Wexford planned on developing outdoor communal spaces to complement Bailey Park. The remaining parts of Bailey Power Plant, which consists of two smaller buildings, will be repurposed by WFIQ.
Select construction began in 2013 and it was said that the selected space would be available for occupancy in early 2015. Complete construction and occupancy should be completed by December 2017.
Junior Ethan Green is very involved in downtown news and culture.
“My family is intertwined with the whole Krankies crowd and the whole warehouse crowd and I think I heard about it from J.B, John Bryan. He owns Krankies,” Green said. “I heard that he had a project he was working on about redoing the smokestacks and making them into a market.”
Green is also interested in the markets as he believes in supporting local businesses.
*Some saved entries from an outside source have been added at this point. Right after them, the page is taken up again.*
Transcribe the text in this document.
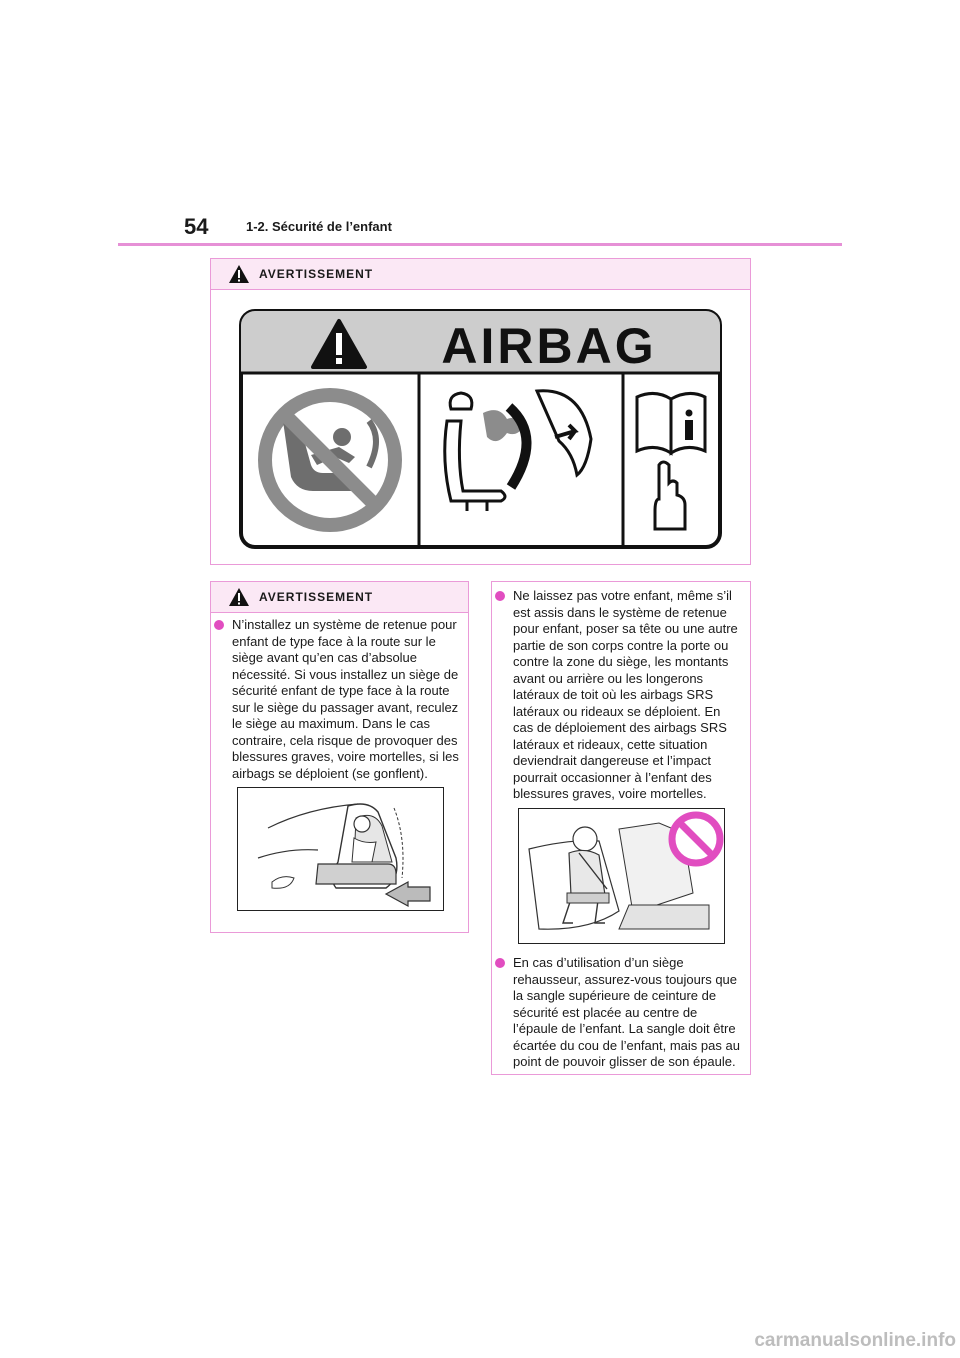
54	1-2. Sécurité de l’enfant
AVERTISSEMENT
AIRBAG
AVERTISSEMENT
N’installez un système de retenue pour enfant de type face à la route sur le siège avant qu’en cas d’absolue nécessité. Si vous installez un siège de sécurité enfant de type face à la route sur le siège du passager avant, reculez le siège au maximum. Dans le cas contraire, cela risque de provoquer des blessures graves, voire mortelles, si les airbags se déploient (se gonflent).
Ne laissez pas votre enfant, même s’il est assis dans le système de retenue pour enfant, poser sa tête ou une autre partie de son corps contre la porte ou contre la zone du siège, les montants avant ou arrière ou les longerons latéraux de toit où les airbags SRS latéraux ou rideaux se déploient. En cas de déploiement des airbags SRS latéraux et rideaux, cette situation deviendrait dangereuse et l’impact pourrait occasionner à l’enfant des blessures graves, voire mortelles.
En cas d’utilisation d’un siège rehausseur, assurez-vous toujours que la sangle supérieure de ceinture de sécurité est placée au centre de l’épaule de l’enfant. La sangle doit être écartée du cou de l’enfant, mais pas au point de pouvoir glisser de son épaule.
carmanualsonline.info
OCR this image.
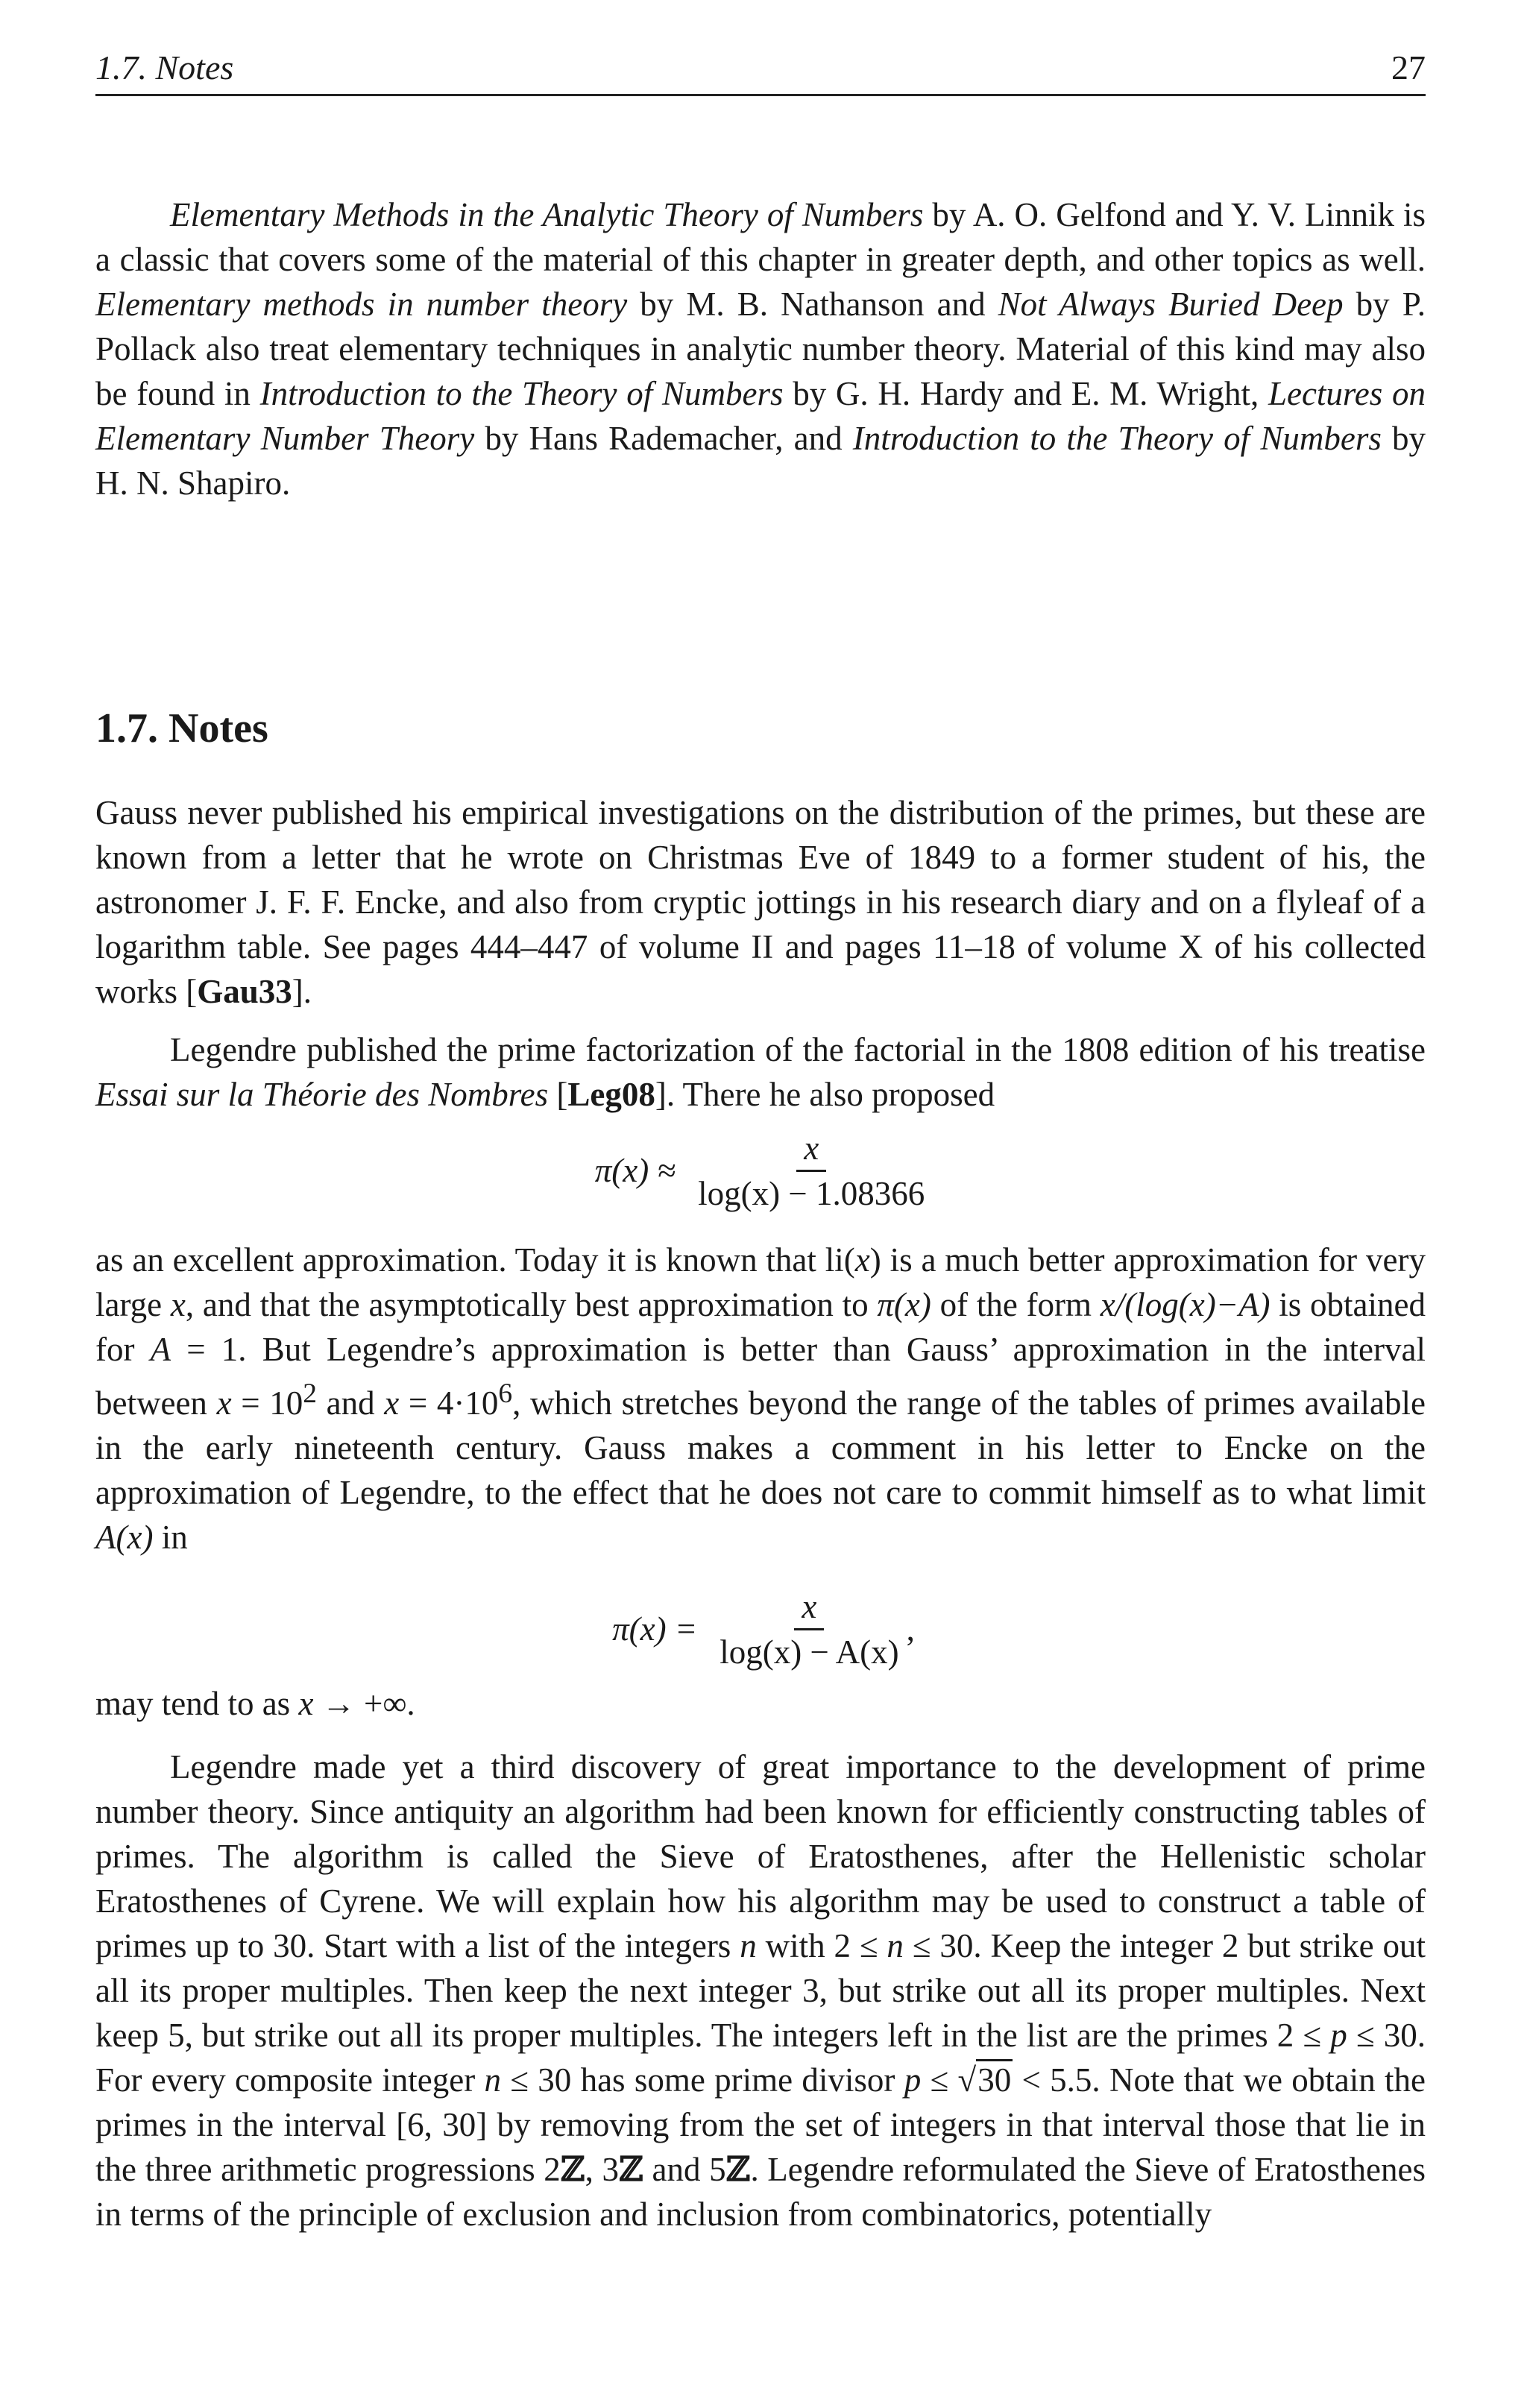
1.7. Notes	27

Elementary Methods in the Analytic Theory of Numbers by A. O. Gelfond and Y. V. Linnik is a classic that covers some of the material of this chapter in greater depth, and other topics as well. Elementary methods in number theory by M. B. Nathanson and Not Always Buried Deep by P. Pollack also treat elementary techniques in analytic number theory. Material of this kind may also be found in Introduction to the Theory of Numbers by G. H. Hardy and E. M. Wright, Lectures on Elementary Number Theory by Hans Rademacher, and Introduction to the Theory of Numbers by H. N. Shapiro.

1.7. Notes

Gauss never published his empirical investigations on the distribution of the primes, but these are known from a letter that he wrote on Christmas Eve of 1849 to a former student of his, the astronomer J. F. F. Encke, and also from cryptic jottings in his research diary and on a flyleaf of a logarithm table. See pages 444–447 of volume II and pages 11–18 of volume X of his collected works [Gau33].

Legendre published the prime factorization of the factorial in the 1808 edition of his treatise Essai sur la Théorie des Nombres [Leg08]. There he also proposed

$\pi(x) \approx \frac{x}{\log(x) - 1.08366}$

as an excellent approximation. Today it is known that li(x) is a much better approximation for very large x, and that the asymptotically best approximation to π(x) of the form x/(log(x)−A) is obtained for A = 1. But Legendre’s approximation is better than Gauss’ approximation in the interval between $x = 10^2$ and $x = 4\cdot 10^6$, which stretches beyond the range of the tables of primes available in the early nineteenth century. Gauss makes a comment in his letter to Encke on the approximation of Legendre, to the effect that he does not care to commit himself as to what limit A(x) in

$\pi(x) = \frac{x}{\log(x) - A(x)}$ ,

may tend to as x → +∞.

Legendre made yet a third discovery of great importance to the development of prime number theory. Since antiquity an algorithm had been known for efficiently constructing tables of primes. The algorithm is called the Sieve of Eratosthenes, after the Hellenistic scholar Eratosthenes of Cyrene. We will explain how his algorithm may be used to construct a table of primes up to 30. Start with a list of the integers n with 2 ≤ n ≤ 30. Keep the integer 2 but strike out all its proper multiples. Then keep the next integer 3, but strike out all its proper multiples. Next keep 5, but strike out all its proper multiples. The integers left in the list are the primes 2 ≤ p ≤ 30. For every composite integer n ≤ 30 has some prime divisor p ≤ √30 < 5.5. Note that we obtain the primes in the interval [6, 30] by removing from the set of integers in that interval those that lie in the three arithmetic progressions 2ℤ, 3ℤ and 5ℤ. Legendre reformulated the Sieve of Eratosthenes in terms of the principle of exclusion and inclusion from combinatorics, potentially
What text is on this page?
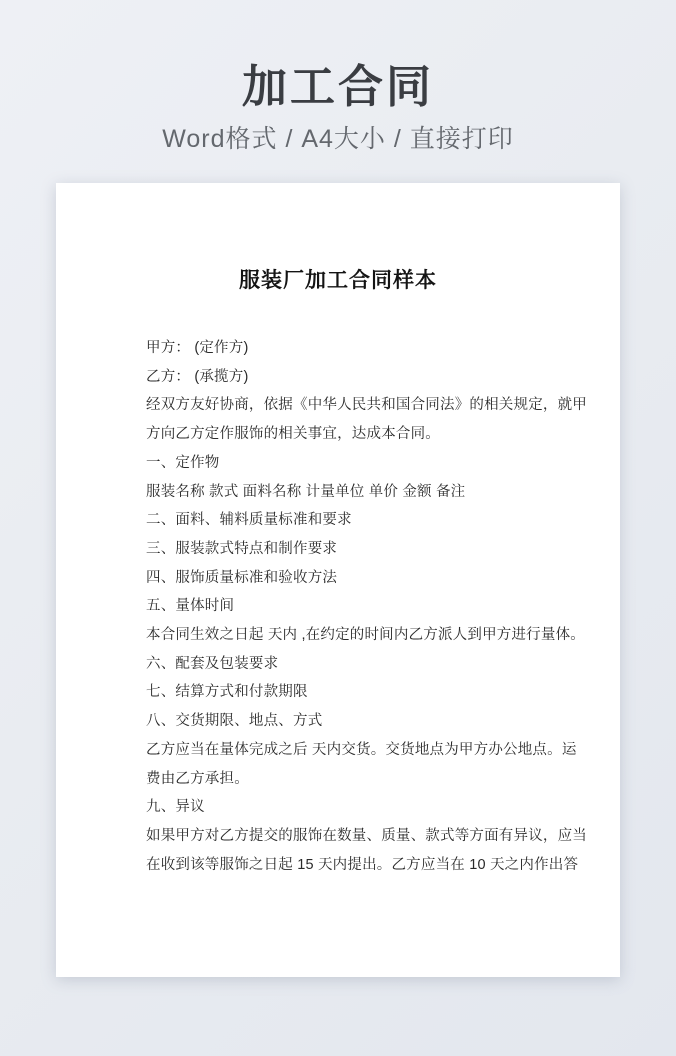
加工合同
Word格式 / A4大小 / 直接打印
服装厂加工合同样本
甲方： (定作方)
乙方： (承揽方)
经双方友好协商，依据《中华人民共和国合同法》的相关规定，就甲
方向乙方定作服饰的相关事宜，达成本合同。
一、定作物
服装名称 款式 面料名称 计量单位 单价 金额 备注
二、面料、辅料质量标准和要求
三、服装款式特点和制作要求
四、服饰质量标准和验收方法
五、量体时间
本合同生效之日起 天内 ,在约定的时间内乙方派人到甲方进行量体。
六、配套及包装要求
七、结算方式和付款期限
八、交货期限、地点、方式
乙方应当在量体完成之后 天内交货。交货地点为甲方办公地点。运
费由乙方承担。
九、异议
如果甲方对乙方提交的服饰在数量、质量、款式等方面有异议，应当
在收到该等服饰之日起 15 天内提出。乙方应当在 10 天之内作出答
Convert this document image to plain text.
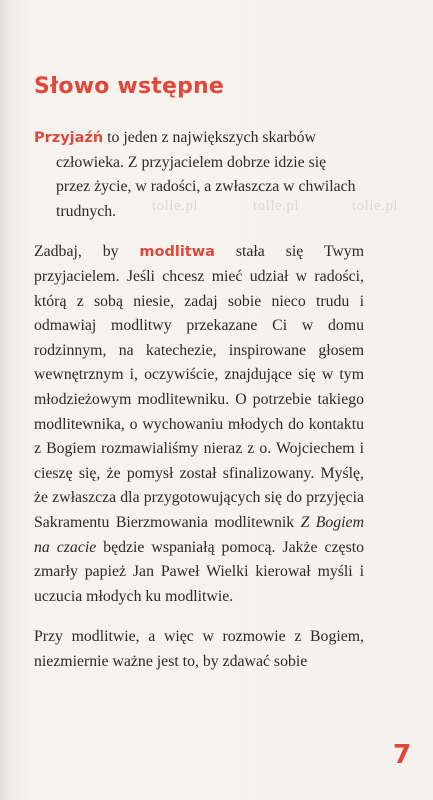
Słowo wstępne

Przyjaźń to jeden z największych skarbów
człowieka. Z przyjacielem dobrze idzie się
przez życie, w radości, a zwłaszcza w chwilach
trudnych.

Zadbaj, by modlitwa stała się Twym przyjacielem. Jeśli chcesz mieć udział w radości, którą z sobą niesie, zadaj sobie nieco trudu i odmawiaj modlitwy przekazane Ci w domu rodzinnym, na katechezie, inspirowane głosem wewnętrznym i, oczywiście, znajdujące się w tym młodzieżowym modlitewniku. O potrzebie takiego modlitewnika, o wychowaniu młodych do kontaktu z Bogiem rozmawialiśmy nieraz z o. Wojciechem i cieszę się, że pomysł został sfinalizowany. Myślę, że zwłaszcza dla przygotowujących się do przyjęcia Sakramentu Bierzmowania modlitewnik Z Bogiem na czacie będzie wspaniałą pomocą. Jakże często zmarły papież Jan Paweł Wielki kierował myśli i uczucia młodych ku modlitwie.

Przy modlitwie, a więc w rozmowie z Bogiem, niezmiernie ważne jest to, by zdawać sobie

tolle.pl	tolle.pl	tolle.pl
7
“I’m interested in going to shops there once they get that opened, because supporting lots of local artists and local businesses is kinda my thing,” Green said. “I think it’s really great what they’re doing over there. I hope that they keep the whole Winston Salem feeling and the old factory feeling, because to me the smokestacks incorporate Winston Salem.”
Developers of the project believe that the renovations will create a lot of great opportunities for residents and workers at the Innovation Quarter and for those in the community that will enjoy the new space.